Het is dus Gods bestel, dat de menschheid van den beginne eene samenleving kende, die, familiaal van aard, gegrond is in de natuurlijke levensgevoelens. Van den morgenstond der menschelijke historie aan wordt haar deze ontdekt. De Heere bereidde alzco eene gerneene genade, die de samenleving mogelijk maakt. Van nature is de mensch voor den mensch een wolf. Kaïn is er het voorbeeld van. De natuurlijke mensch hoort wel de waarschuwende stem Gods, maar gehoorzaamt haar niet. Hij gaat over de remmen der consciëntie heen. En alzoo wordt Kaïn de broedermoorder, wiens naam de eeuwen door niet zonder afschuw wordt uitgesproken. Hij is het levensbeeld van den natuurlijken mensch, tot wien God nog spreekt rechtstreeks door de consciëntie in alle sprake Gods, die tot hem doordringt. Maar ook indirect wordt hij gebreideld door de beteugelende werking der sociale inzettingen, zooals zij door een natuurlicht gedragen worden, dat op zijne beurt wortelt in diepe levensgevoelens van bloedverwantschap. Kaïn wilde zich daarvan afmaken door het alles te ontkennen. Hij wees de verantwoordelijkheid en het recht des bloeds af, want hij was niet geroepen, naar hij zeide, zijns broeders hoeder te zijn. Het familiale recht, dat zulk een groeten rol gespeeld heeft in de cultuurgeschiedenis der oudste menschheid, wordt dus aan de eerste geslachten reeds in zijn goddelijk karakter, in zijn onverbreekbaar recht, geopenbaard. En de eeuwen door heeft het een geweldige beteekenis gehad, totdat het in en door Christus in zijn alomvattendheid wordt belicht en zijne volkomene ontplooiing bereikt in het woord des Heeren : „gij zult uwen naaste liefhebben als uzelven”.
Doch daarbij blijft het niet. De Heere laat ons niet alleen zien, hoe Hij het is, die dit aan Kaïn en door diens vreeselijke geschiedenis aan de oudste menschengeslachten bekend maakt en dus door Zijne gerneene genade onderwijst, maar Hij gaat verder door nog bovendien Kaïn's misdaad te stellen in het licht van Zijn eeuwig goddelijk recht. Kaïn zal er niet afkomen met zijne ontkenning der natuurlijke levensgevoelens en de afwijzing van het goddelijk recht der verantwoordelijkheid. Kaïn komt voor de vierschaar van Gods recht. „En Hij zeide : wat hebt gij gedaan ? daar is een stem des bloeds van uwen broeder, dat tot Mij roept van den aardbodem”.

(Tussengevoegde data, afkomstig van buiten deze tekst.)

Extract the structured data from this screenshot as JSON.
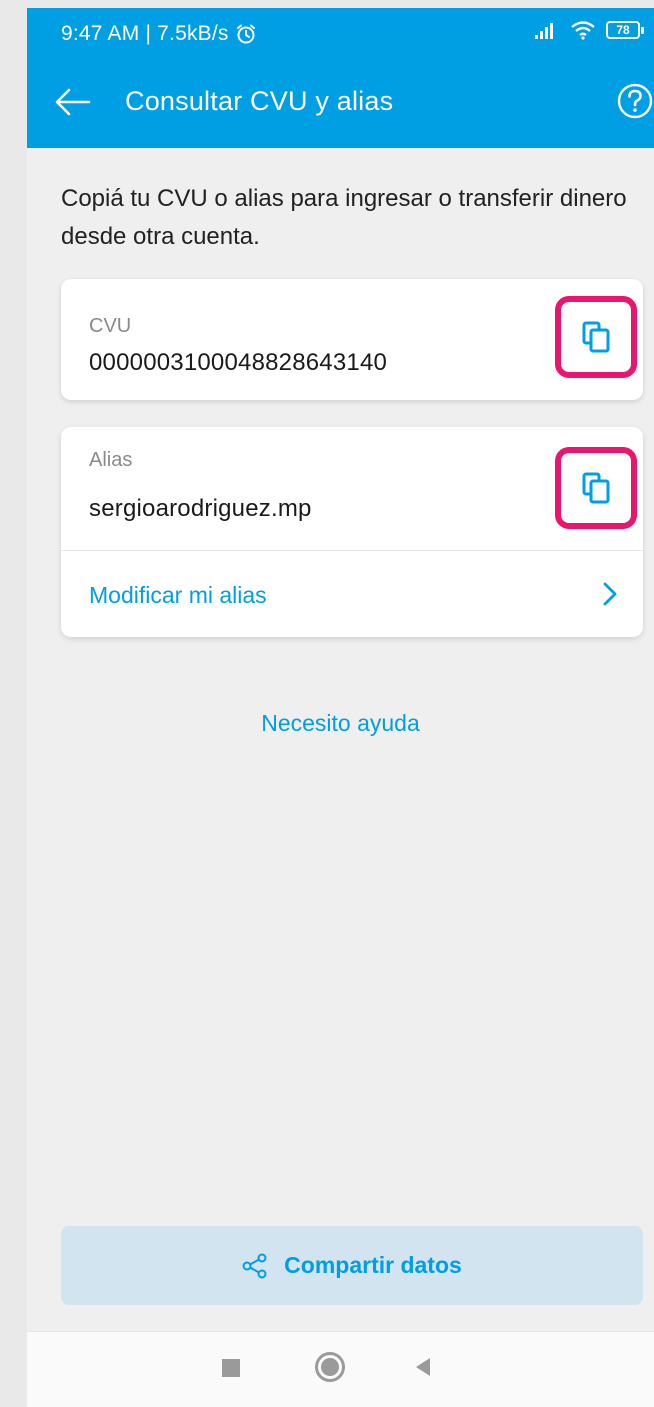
{
  "status_bar": {
    "time_speed": "9:47 AM | 7.5kB/s",
    "battery": "78",
    "icons": [
      "alarm-icon",
      "signal-icon",
      "wifi-icon",
      "battery-icon"
    ]
  },
  "header": {
    "title": "Consultar CVU y alias",
    "back_icon": "arrow-left-icon",
    "help_icon": "help-circle-icon"
  },
  "intro_text": "Copiá tu CVU o alias para ingresar o transferir dinero desde otra cuenta.",
  "cvu_card": {
    "label": "CVU",
    "value": "0000003100048828643140",
    "copy_icon": "copy-icon"
  },
  "alias_card": {
    "label": "Alias",
    "value": "sergioarodriguez.mp",
    "copy_icon": "copy-icon",
    "modify_link": "Modificar mi alias",
    "chevron_icon": "chevron-right-icon"
  },
  "help_link": "Necesito ayuda",
  "share_button": {
    "label": "Compartir datos",
    "icon": "share-icon"
  },
  "nav_bar": {
    "icons": [
      "recents-square-icon",
      "home-circle-icon",
      "back-triangle-icon"
    ]
  },
  "colors": {
    "brand_blue": "#009ee3",
    "highlight_pink": "#e8166f",
    "share_bg": "#d1e4ef",
    "page_bg": "#efefef"
  }
}
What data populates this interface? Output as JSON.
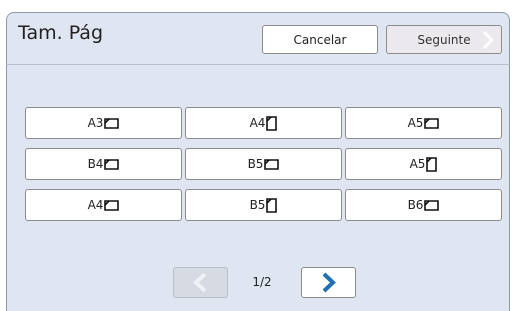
{
  "header": {
    "title": "Tam. Pág",
    "cancel_label": "Cancelar",
    "next_label": "Seguinte"
  },
  "sizes": [
    {
      "label": "A3",
      "orientation": "landscape"
    },
    {
      "label": "A4",
      "orientation": "portrait"
    },
    {
      "label": "A5",
      "orientation": "landscape"
    },
    {
      "label": "B4",
      "orientation": "landscape"
    },
    {
      "label": "B5",
      "orientation": "landscape"
    },
    {
      "label": "A5",
      "orientation": "portrait"
    },
    {
      "label": "A4",
      "orientation": "landscape"
    },
    {
      "label": "B5",
      "orientation": "portrait"
    },
    {
      "label": "B6",
      "orientation": "landscape"
    }
  ],
  "pagination": {
    "indicator": "1/2"
  },
  "colors": {
    "panel": "#dfe6f1",
    "next_arrow_active": "#1f6fb3",
    "arrow_disabled": "#eef1f5"
  }
}
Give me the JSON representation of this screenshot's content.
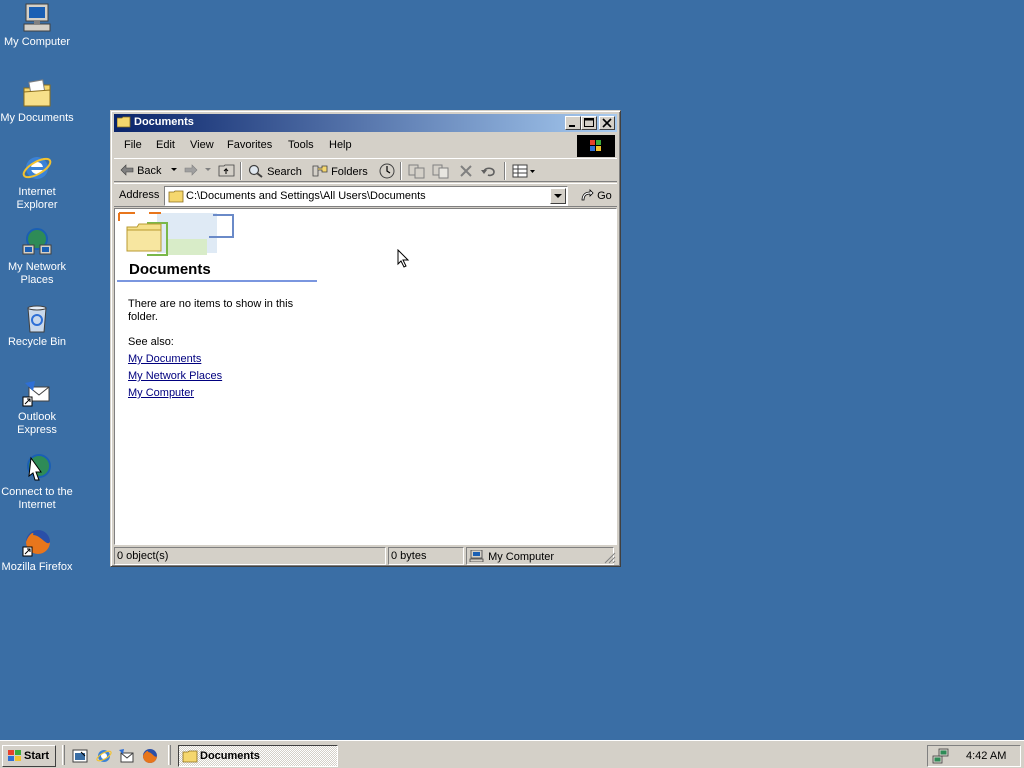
{
  "desktop": {
    "icons": [
      {
        "label": "My Computer"
      },
      {
        "label": "My Documents"
      },
      {
        "label": "Internet Explorer"
      },
      {
        "label": "My Network Places"
      },
      {
        "label": "Recycle Bin"
      },
      {
        "label": "Outlook Express"
      },
      {
        "label": "Connect to the Internet"
      },
      {
        "label": "Mozilla Firefox"
      }
    ],
    "background_color": "#3a6ea5"
  },
  "window": {
    "title": "Documents",
    "menu": [
      "File",
      "Edit",
      "View",
      "Favorites",
      "Tools",
      "Help"
    ],
    "toolbar": {
      "back": "Back",
      "search": "Search",
      "folders": "Folders"
    },
    "address": {
      "label": "Address",
      "value": "C:\\Documents and Settings\\All Users\\Documents",
      "go": "Go"
    },
    "content": {
      "heading": "Documents",
      "message": "There are no items to show in this folder.",
      "see_also": "See also:",
      "links": [
        "My Documents",
        "My Network Places",
        "My Computer"
      ]
    },
    "status": {
      "objects": "0 object(s)",
      "size": "0 bytes",
      "zone": "My Computer"
    },
    "title_gradient": [
      "#0a246a",
      "#a6caf0"
    ]
  },
  "taskbar": {
    "start": "Start",
    "task": "Documents",
    "clock": "4:42 AM"
  }
}
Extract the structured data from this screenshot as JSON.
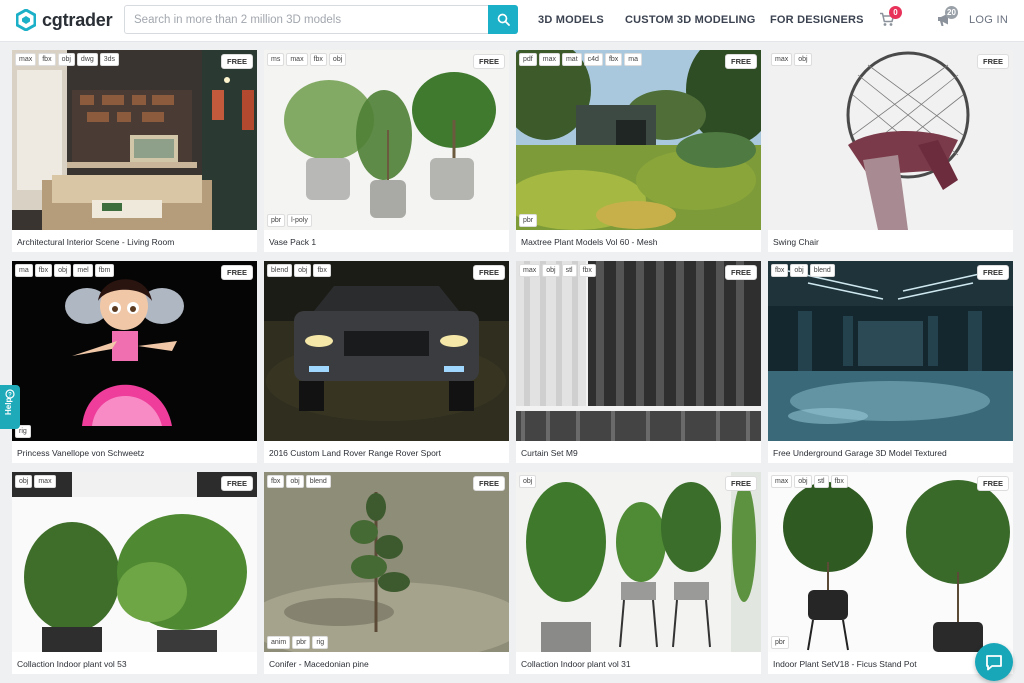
{
  "brand": {
    "name": "cgtrader",
    "color": "#1bb0c7"
  },
  "search": {
    "placeholder": "Search in more than 2 million 3D models",
    "value": ""
  },
  "nav": {
    "models": "3D MODELS",
    "custom": "CUSTOM 3D MODELING",
    "designers": "FOR DESIGNERS",
    "cart_count": "0",
    "notifications_count": "20",
    "login": "LOG IN"
  },
  "help_label": "Help",
  "products": [
    {
      "title": "Architectural Interior Scene - Living Room",
      "formats": [
        "max",
        "fbx",
        "obj",
        "dwg",
        "3ds"
      ],
      "badge": "FREE",
      "extra_tags": []
    },
    {
      "title": "Vase Pack 1",
      "formats": [
        "ms",
        "max",
        "fbx",
        "obj"
      ],
      "badge": "FREE",
      "extra_tags": [
        "pbr",
        "l-poly"
      ]
    },
    {
      "title": "Maxtree Plant Models Vol 60 - Mesh",
      "formats": [
        "pdf",
        "max",
        "mat",
        "c4d",
        "fbx",
        "ma"
      ],
      "badge": "FREE",
      "extra_tags": [
        "pbr"
      ]
    },
    {
      "title": "Swing Chair",
      "formats": [
        "max",
        "obj"
      ],
      "badge": "FREE",
      "extra_tags": []
    },
    {
      "title": "Princess Vanellope von Schweetz",
      "formats": [
        "ma",
        "fbx",
        "obj",
        "mel",
        "fbm"
      ],
      "badge": "FREE",
      "extra_tags": [
        "rig"
      ]
    },
    {
      "title": "2016 Custom Land Rover Range Rover Sport",
      "formats": [
        "blend",
        "obj",
        "fbx"
      ],
      "badge": "FREE",
      "extra_tags": []
    },
    {
      "title": "Curtain Set M9",
      "formats": [
        "max",
        "obj",
        "stl",
        "fbx"
      ],
      "badge": "FREE",
      "extra_tags": []
    },
    {
      "title": "Free Underground Garage 3D Model Textured",
      "formats": [
        "fbx",
        "obj",
        "blend"
      ],
      "badge": "FREE",
      "extra_tags": []
    },
    {
      "title": "Collaction Indoor plant vol 53",
      "formats": [
        "obj",
        "max"
      ],
      "badge": "FREE",
      "extra_tags": []
    },
    {
      "title": "Conifer - Macedonian pine",
      "formats": [
        "fbx",
        "obj",
        "blend"
      ],
      "badge": "FREE",
      "extra_tags": [
        "anim",
        "pbr",
        "rig"
      ]
    },
    {
      "title": "Collaction Indoor plant vol 31",
      "formats": [
        "obj"
      ],
      "badge": "FREE",
      "extra_tags": []
    },
    {
      "title": "Indoor Plant SetV18 - Ficus Stand Pot",
      "formats": [
        "max",
        "obj",
        "stl",
        "fbx"
      ],
      "badge": "FREE",
      "extra_tags": [
        "pbr"
      ]
    }
  ]
}
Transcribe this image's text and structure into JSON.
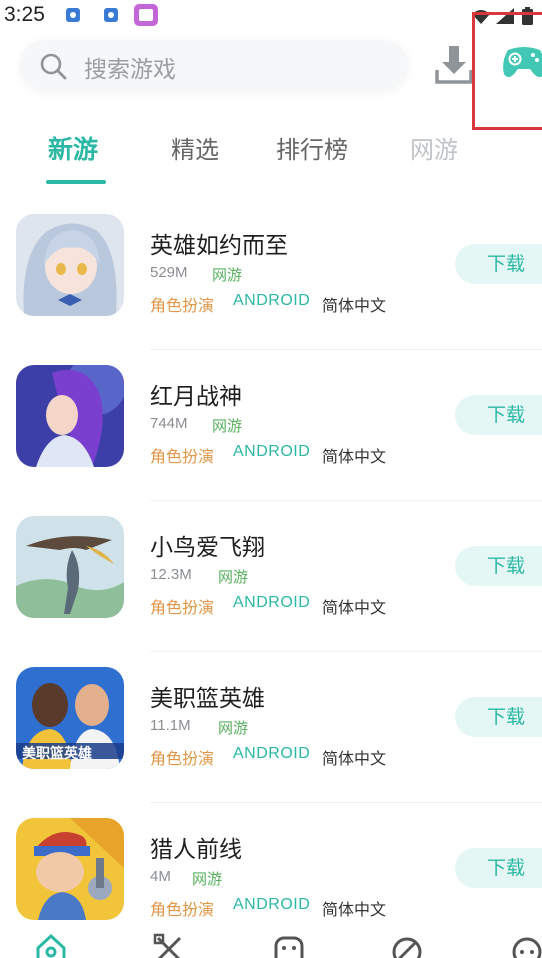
{
  "status_bar": {
    "time": "3:25"
  },
  "search": {
    "placeholder": "搜索游戏"
  },
  "tabs": [
    {
      "label": "新游",
      "active": true
    },
    {
      "label": "精选",
      "active": false
    },
    {
      "label": "排行榜",
      "active": false
    },
    {
      "label": "网游",
      "active": false
    }
  ],
  "games": [
    {
      "name": "英雄如约而至",
      "size": "529M",
      "type": "网游",
      "genre": "角色扮演",
      "platform": "ANDROID",
      "language": "简体中文",
      "button": "下载"
    },
    {
      "name": "红月战神",
      "size": "744M",
      "type": "网游",
      "genre": "角色扮演",
      "platform": "ANDROID",
      "language": "简体中文",
      "button": "下载"
    },
    {
      "name": "小鸟爱飞翔",
      "size": "12.3M",
      "type": "网游",
      "genre": "角色扮演",
      "platform": "ANDROID",
      "language": "简体中文",
      "button": "下载"
    },
    {
      "name": "美职篮英雄",
      "size": "11.1M",
      "type": "网游",
      "genre": "角色扮演",
      "platform": "ANDROID",
      "language": "简体中文",
      "button": "下载"
    },
    {
      "name": "猎人前线",
      "size": "4M",
      "type": "网游",
      "genre": "角色扮演",
      "platform": "ANDROID",
      "language": "简体中文",
      "button": "下载"
    }
  ],
  "icon_logo_text": {
    "game4": "美职篮英雄"
  },
  "colors": {
    "accent": "#2bb8a5",
    "genre_tag": "#e39646",
    "type_tag": "#58b15f",
    "highlight_box": "#d9363e"
  }
}
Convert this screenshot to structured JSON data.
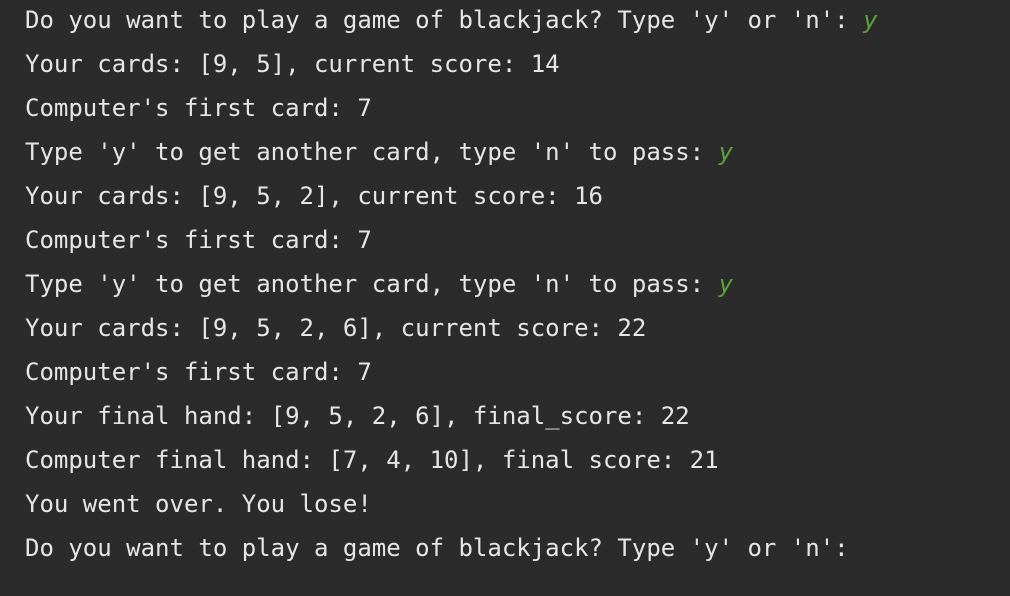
{
  "console": {
    "lines": [
      {
        "text": "Do you want to play a game of blackjack? Type 'y' or 'n': ",
        "input": "y"
      },
      {
        "text": "Your cards: [9, 5], current score: 14",
        "input": ""
      },
      {
        "text": "Computer's first card: 7",
        "input": ""
      },
      {
        "text": "Type 'y' to get another card, type 'n' to pass: ",
        "input": "y"
      },
      {
        "text": "Your cards: [9, 5, 2], current score: 16",
        "input": ""
      },
      {
        "text": "Computer's first card: 7",
        "input": ""
      },
      {
        "text": "Type 'y' to get another card, type 'n' to pass: ",
        "input": "y"
      },
      {
        "text": "Your cards: [9, 5, 2, 6], current score: 22",
        "input": ""
      },
      {
        "text": "Computer's first card: 7",
        "input": ""
      },
      {
        "text": "Your final hand: [9, 5, 2, 6], final_score: 22",
        "input": ""
      },
      {
        "text": "Computer final hand: [7, 4, 10], final score: 21",
        "input": ""
      },
      {
        "text": "You went over. You lose!",
        "input": ""
      },
      {
        "text": "Do you want to play a game of blackjack? Type 'y' or 'n': ",
        "input": ""
      }
    ]
  },
  "colors": {
    "background": "#2b2b2b",
    "output_text": "#e6e6e6",
    "user_input": "#5aa33a"
  }
}
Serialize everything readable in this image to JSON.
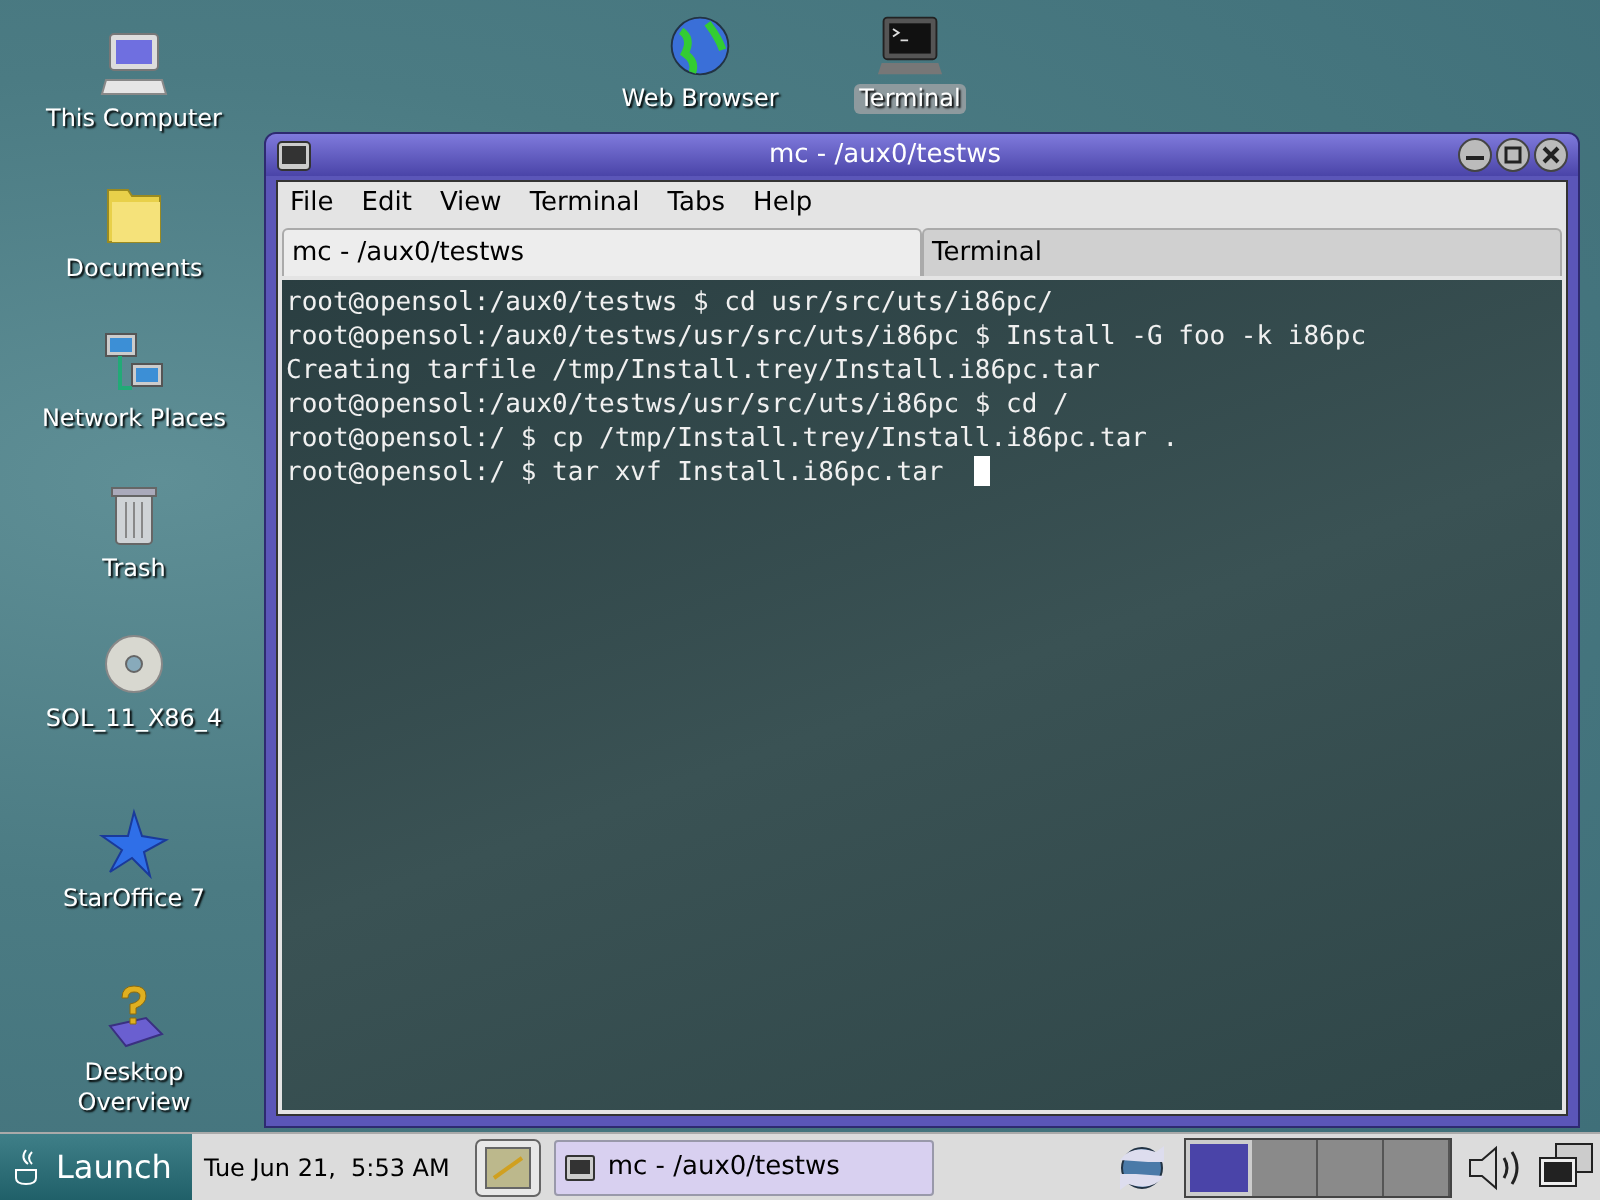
{
  "desktop_icons": [
    {
      "kind": "computer",
      "label": "This Computer"
    },
    {
      "kind": "folder",
      "label": "Documents"
    },
    {
      "kind": "network",
      "label": "Network Places"
    },
    {
      "kind": "trash",
      "label": "Trash"
    },
    {
      "kind": "disc",
      "label": "SOL_11_X86_4"
    },
    {
      "kind": "star",
      "label": "StarOffice 7"
    },
    {
      "kind": "help",
      "label": "Desktop Overview"
    }
  ],
  "top_icons": [
    {
      "kind": "globe",
      "label": "Web Browser",
      "selected": false
    },
    {
      "kind": "terminal",
      "label": "Terminal",
      "selected": true
    }
  ],
  "window": {
    "title": "mc - /aux0/testws",
    "menu": [
      "File",
      "Edit",
      "View",
      "Terminal",
      "Tabs",
      "Help"
    ],
    "tabs": [
      {
        "label": "mc - /aux0/testws",
        "selected": true
      },
      {
        "label": "Terminal",
        "selected": false
      }
    ],
    "lines": [
      "root@opensol:/aux0/testws $ cd usr/src/uts/i86pc/",
      "root@opensol:/aux0/testws/usr/src/uts/i86pc $ Install -G foo -k i86pc",
      "Creating tarfile /tmp/Install.trey/Install.i86pc.tar",
      "root@opensol:/aux0/testws/usr/src/uts/i86pc $ cd /",
      "root@opensol:/ $ cp /tmp/Install.trey/Install.i86pc.tar .",
      "root@opensol:/ $ tar xvf Install.i86pc.tar"
    ],
    "cursor_visible": true
  },
  "taskbar": {
    "launch": "Launch",
    "clock": "Tue Jun 21,  5:53 AM",
    "tasks": [
      {
        "label": "mc - /aux0/testws",
        "selected": true
      }
    ],
    "workspaces": [
      {
        "selected": true
      },
      {
        "selected": false
      },
      {
        "selected": false
      },
      {
        "selected": false
      }
    ]
  }
}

Welk een wonderschoone teekening wordt ons hier gegeven van de wijze, waarop de Heere handelt met den natuurlijken mensch, opdat hij nog tijdig tot inkeer komen zal. Hoewel Kaïn's verborgen leven voor den Heere open en bloot ligt, gaat Hij nog voort met door vragen hem tot ontdekking te brengen. Had Hij eerst gevraagd : „waar is Habel, uw broeder ? " En had Kaïn zijne natuurlijke verantwoordelijkheid ontkend door aan de stem der bloedverwantschap het zwijgen op te leggen, nu komt de Heere wederom met een vraag. En deze dringt nog dichter aan op Kaïn's ziel, moet hem nog vaster omklemmen, want nu wordt de dolk der waarheid rechtstreeks op Kaïn's hart gericht, daar de Heere tot den broedermoorder zeide : ., wat hebt gij gedaan ? " Hij stelt Kaïn daarmede tegenover zijne vreeselijke daad. Hij kan nu niet meer ten antwoord geven, dat hij het niet weet. Er blijft geene schuilplaats meer over ter verberging. Daarom wordt ook Kaïn's antwoord niet meer afgewacht. In de vraag ligt opgesloten, dat den Heere Kaïn's in 't verborgen gepleegde misdaad bekend is. De Heere weet wel, hetgeen Kaïn weigert te belijden.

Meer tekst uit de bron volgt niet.